Waldkirchen. Das Jahr 2015 wird dem Landkreis Freyung-Grafenau – vor allem den Bewohnern im süd-östlichen Teil – wohl für immer in Erinnerung bleiben. Denn Mitte und Ende der 10er Jahre wurde die Schließung des Waldkirchener Krankenhauses zunächst politisch auf den Weg gebracht und später auch in die Tat umgesetzt – einhergehend mit hitzigen Diskussionen und teils überkochenden Stimmungsbildern. Man kann sich in den buntesten Farben ausmalen, was los gewesen wäre, hätte es zu dieser Zeit auch noch eine Mordserie in der größten FRG-Stadt gegeben. Das hätte den Bayerwald wohl in seinen Grundfesten erschüttert…

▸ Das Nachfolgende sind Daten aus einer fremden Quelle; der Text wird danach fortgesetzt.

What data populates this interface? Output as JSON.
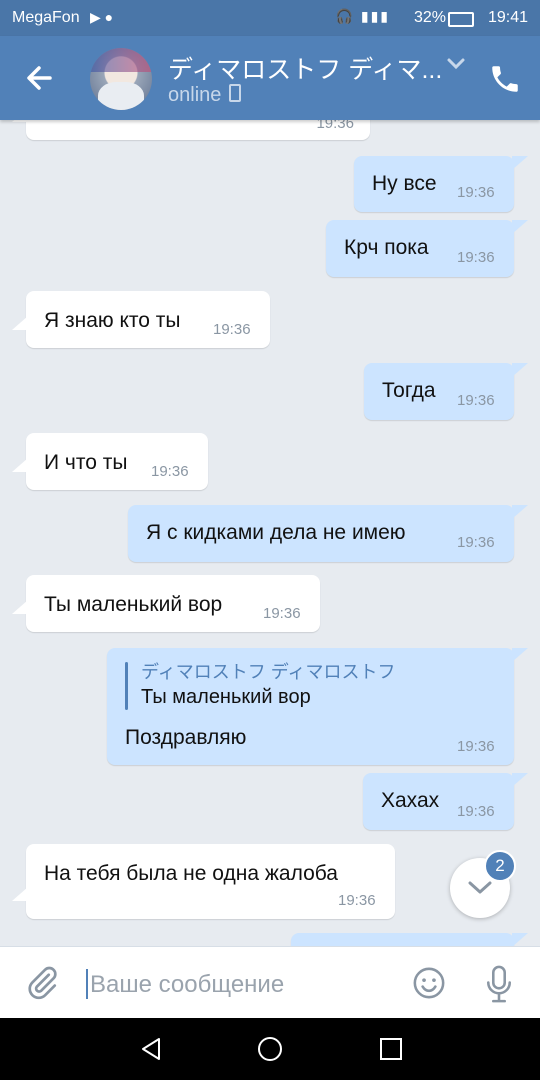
{
  "status_bar": {
    "carrier": "MegaFon",
    "battery": "32%",
    "time": "19:41"
  },
  "header": {
    "contact_name": "ディマロストフ ディマ...",
    "presence": "online",
    "colors": {
      "bar": "#5181b8",
      "status": "#4a76a8"
    }
  },
  "messages": [
    {
      "dir": "in",
      "text": "",
      "time": "19:36"
    },
    {
      "dir": "out",
      "text": "Ну все",
      "time": "19:36"
    },
    {
      "dir": "out",
      "text": "Крч пока",
      "time": "19:36"
    },
    {
      "dir": "in",
      "text": "Я знаю кто ты",
      "time": "19:36"
    },
    {
      "dir": "out",
      "text": "Тогда",
      "time": "19:36"
    },
    {
      "dir": "in",
      "text": "И что ты",
      "time": "19:36"
    },
    {
      "dir": "out",
      "text": "Я с кидками дела не имею",
      "time": "19:36"
    },
    {
      "dir": "in",
      "text": "Ты маленький вор",
      "time": "19:36"
    },
    {
      "dir": "out",
      "text": "Поздравляю",
      "time": "19:36",
      "reply": {
        "author": "ディマロストフ ディマロストフ",
        "text": "Ты маленький вор"
      }
    },
    {
      "dir": "out",
      "text": "Хахах",
      "time": "19:36"
    },
    {
      "dir": "in",
      "text": "На тебя была не одна жалоба",
      "time": "19:36"
    }
  ],
  "scroll_down": {
    "unread_count": "2"
  },
  "composer": {
    "placeholder": "Ваше сообщение"
  },
  "icons": {
    "back": "arrow-left-icon",
    "call": "phone-icon",
    "attach": "paperclip-icon",
    "emoji": "smiley-icon",
    "mic": "microphone-icon",
    "scroll": "chevron-down-icon"
  }
}
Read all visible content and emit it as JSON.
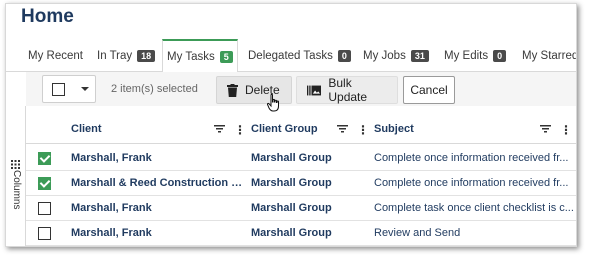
{
  "page": {
    "title": "Home"
  },
  "tabs": [
    {
      "label": "My Recent",
      "badge": ""
    },
    {
      "label": "In Tray",
      "badge": "18"
    },
    {
      "label": "My Tasks",
      "badge": "5"
    },
    {
      "label": "Delegated Tasks",
      "badge": "0"
    },
    {
      "label": "My Jobs",
      "badge": "31"
    },
    {
      "label": "My Edits",
      "badge": "0"
    },
    {
      "label": "My Starred",
      "badge": ""
    }
  ],
  "active_tab": "My Tasks",
  "toolbar": {
    "selected_text": "2 item(s) selected",
    "delete_label": "Delete",
    "bulk_update_label": "Bulk Update",
    "cancel_label": "Cancel"
  },
  "side_panel": {
    "label": "Columns"
  },
  "table": {
    "columns": [
      "Client",
      "Client Group",
      "Subject"
    ],
    "rows": [
      {
        "checked": true,
        "client": "Marshall, Frank",
        "group": "Marshall Group",
        "subject": "Complete once information received fr..."
      },
      {
        "checked": true,
        "client": "Marshall & Reed Construction Ltd",
        "group": "Marshall Group",
        "subject": "Complete once information received fr..."
      },
      {
        "checked": false,
        "client": "Marshall, Frank",
        "group": "Marshall Group",
        "subject": "Complete task once client checklist is c..."
      },
      {
        "checked": false,
        "client": "Marshall, Frank",
        "group": "Marshall Group",
        "subject": "Review and Send"
      }
    ]
  },
  "colors": {
    "accent": "#3c9b57",
    "heading": "#1f3a5f",
    "badge_dark": "#4a4a4a"
  }
}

Geht es nach Claus Kappl wird aus dieser Alptraum-Vorstellung Realität – zumindest auf dem Papier. Denn im neuesten Werk des ehemaligen Gymnasiallehrers und Buchautors, das den Titel „Herzstillstand“ (Edition Lichtland) trägt, geschieht das Unvorstellbare. Während das Ende der akutmedizinischen Versorgung bekannt gegeben wird, sterben im Klinikum und dessen direktem Umfeld mehrere Menschen. Patienten im OP bei fragwürdigen Stromausfällen, Ärzte bei scheinbaren Unglücksfällen. Als Unfälle getarnt, wird im Laufe der Ermittlungen von Kommissar Kleintaler immer mehr ersichtlich, dass es sich um Mordfälle handelt – dem Spürsinn des Beamten sei Dank.
Eine Affäre, die irgendwie geschehen musste..
Eben jener Georg Kleintaler ist es auch, der im Mittelpunkt der Erzählung steht. Kappl gelingt es, so manch interessante Anekdote vom Privatleben seiner Hauptperson preis zu geben – ohne dabei zu überfrachten. Man „spürt“ im Verlaufe des Handlungsstrangs regelrecht, dass auch eine Krise in diesem Bereich des kommissarischen Daseins fast schon notwendig ist. Und genauso kommt es auch: Die Affäre mit der neuen Geschäftsführerin der Kliniken gGmbH musste irgendwie geschehen. Elegant gelingt es dem Autor aber, den in dieser Hinsicht (überspannten?) Bogen so zu hinzubekommen, dass diese heimliche Kurz-Beziehung wieder relevant für die Dramaturgie wird.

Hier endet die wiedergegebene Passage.